I put the list in my shirt pocket, and when I got back to the cottage, I tacked it to the corkboard above the telephone in the kitchen.
Time May Be Going Not in a Straight Line
I CONTINUE TO ORGANIZE and file Elizabeth’s notes; I want them all readily available should she request something. Just this morning I found notes marked “Test of Courage,” which included the following passage from The Victorian Chaise-Longue:
Time may be going not in a straight line but in all directions and in no direction, and God may have changed the universe so that it is my body that lies here and no dream, or not my body and still a dream from which I shall be freed.
The test of courage is still valid, said her conscience, you must know, you must look. So she lifted her head and looked down at her body.
There, framed by the crumpled clothes, set on ribs barely covered with skin, rose two small breasts. My breasts? cried Melanie, or not my breasts? Dare I touch them, these breasts that may be mine and alive, or will they crumble, will they rot if I touch them with my living hands, my hands on long-dead breasts?

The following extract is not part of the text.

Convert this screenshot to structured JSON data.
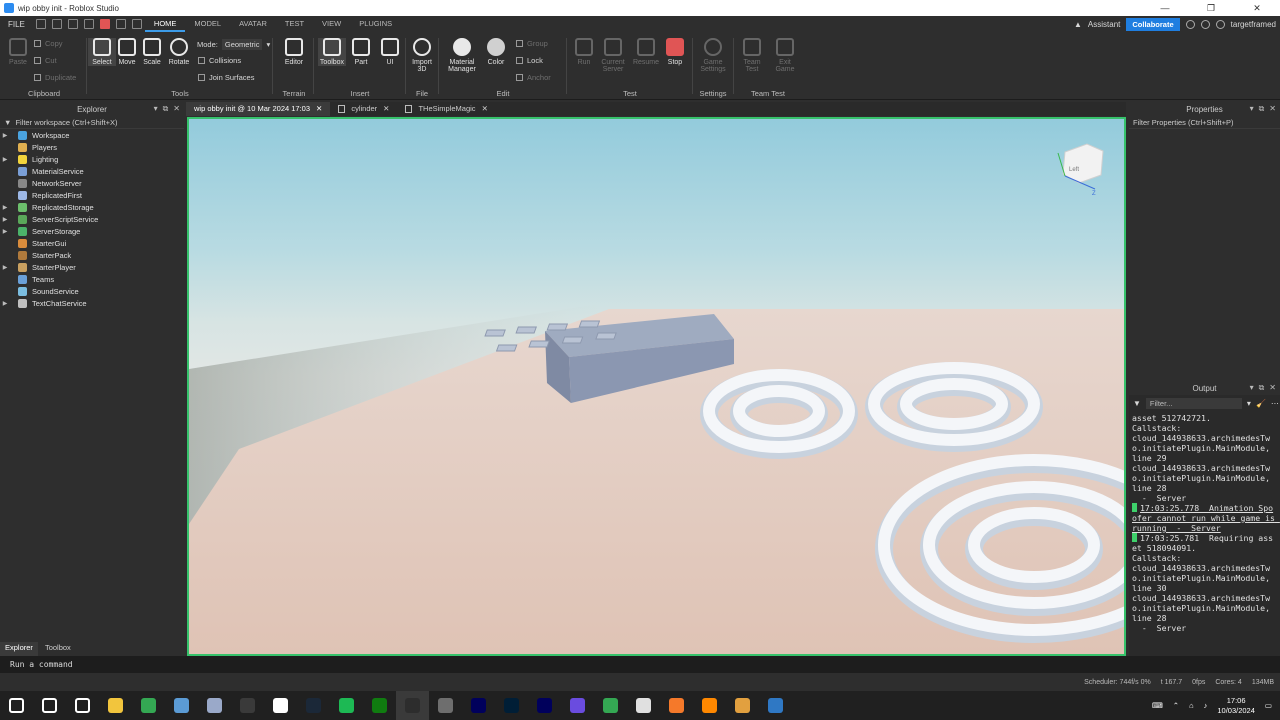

These are whiter than mine, she said, smaller, sadder than mine, and in a convulsive movement she laid her hands beneath them and they did not rot, small hot living breasts, and, pulsing through them, the too-fast-beating heart.
One night in the Essex Hotel, Elizabeth came to bed quite late but I was still awake, reading, which book I can’t recall. “What I love most deeply about Marghanita Laski’s novel,” she said, “is how you discover the relationship between unforeseen psychological incidents and the memories they cause, and how Melanie finally realizes what is happening to her. It’s all so upsetting and so exciting and so strange. Some days, it’s like I live in this book and at night I visit us here in the hotel. Do I seem locatable to you, darling? Am I all present and accounted for? Because if I’m not, I’ll toss this goddamn novel in the trash and do something else. I want to be here with you. With us. Am I?”
“You can’t get through this dissertation, Elizabeth, without being preoccupied. You want to teach at university. How else can you go about things but the way you’re already doing?”